Generate Directly

In the Model tab of the text mining modeling node, you can choose a build mode for your model nuggets. If you choose Generate directly, you can set the options in the node and then just execute your stream. The output is a concept model nugget, which was placed directly in the Models palette. Unlike the interactive workbench, no additional manipulation is needed from you at execution time besides the frequency settings defined for this option in the node.

Maximum number of concepts to include in model. This option, which applies only when you build a model automatically (non-interactive), indicates that you want to create a concept model. It also states that this model should contain no more than the specified number of concepts.
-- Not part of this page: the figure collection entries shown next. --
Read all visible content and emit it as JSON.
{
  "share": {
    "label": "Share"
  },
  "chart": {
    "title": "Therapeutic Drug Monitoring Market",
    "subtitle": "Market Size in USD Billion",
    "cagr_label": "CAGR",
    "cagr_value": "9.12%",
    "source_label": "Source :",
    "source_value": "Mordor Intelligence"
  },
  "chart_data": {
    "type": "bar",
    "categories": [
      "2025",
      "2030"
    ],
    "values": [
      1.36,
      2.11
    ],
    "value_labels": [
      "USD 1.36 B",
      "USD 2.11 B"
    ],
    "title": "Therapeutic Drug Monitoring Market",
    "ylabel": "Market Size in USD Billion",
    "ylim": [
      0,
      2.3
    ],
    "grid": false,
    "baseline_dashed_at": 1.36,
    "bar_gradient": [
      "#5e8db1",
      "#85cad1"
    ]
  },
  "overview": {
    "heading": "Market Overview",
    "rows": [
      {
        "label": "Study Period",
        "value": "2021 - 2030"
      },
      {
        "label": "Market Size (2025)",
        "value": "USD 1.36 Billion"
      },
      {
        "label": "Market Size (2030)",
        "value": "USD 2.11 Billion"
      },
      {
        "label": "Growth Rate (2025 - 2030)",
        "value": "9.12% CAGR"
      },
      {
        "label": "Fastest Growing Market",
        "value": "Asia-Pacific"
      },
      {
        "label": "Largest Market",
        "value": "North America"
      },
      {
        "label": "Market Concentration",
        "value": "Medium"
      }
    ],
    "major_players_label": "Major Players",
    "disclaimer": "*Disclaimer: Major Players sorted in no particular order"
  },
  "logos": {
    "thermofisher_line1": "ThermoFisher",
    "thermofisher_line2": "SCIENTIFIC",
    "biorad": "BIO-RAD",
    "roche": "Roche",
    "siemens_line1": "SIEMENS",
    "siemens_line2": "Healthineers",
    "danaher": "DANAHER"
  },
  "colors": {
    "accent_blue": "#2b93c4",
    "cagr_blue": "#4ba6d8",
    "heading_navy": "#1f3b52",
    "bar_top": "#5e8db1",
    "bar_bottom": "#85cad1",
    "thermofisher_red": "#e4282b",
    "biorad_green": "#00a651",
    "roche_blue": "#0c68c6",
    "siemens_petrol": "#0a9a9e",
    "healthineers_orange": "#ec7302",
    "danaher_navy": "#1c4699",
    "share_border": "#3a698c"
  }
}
  • Check concepts based on highest frequency. Top number of concepts. Starting with the concept with the highest frequency, this is the number of concepts that will be checked. Here, frequency refers to the number of times a concept (and all its underlying terms) appears in the entire set of the documents/records. This number could be higher than the record count, since a concept can appear multiple times in a record.
  • Uncheck concepts that occur in too many records. Percentage of records. Unchecks concepts with a record count percentage higher than the number you specified. This option is useful for excluding concepts that occur frequently in your text or in every record but have no significance in your analysis.

Optimize for speed of scoring. Selected by default, this option ensures that the model created is compact and scores at high speed. Deselecting this option creates a much larger model which scores more slowly. However, the larger model ensures that scores displayed initially in the generated concept model are the same as those obtained when scoring the same text with the model nugget.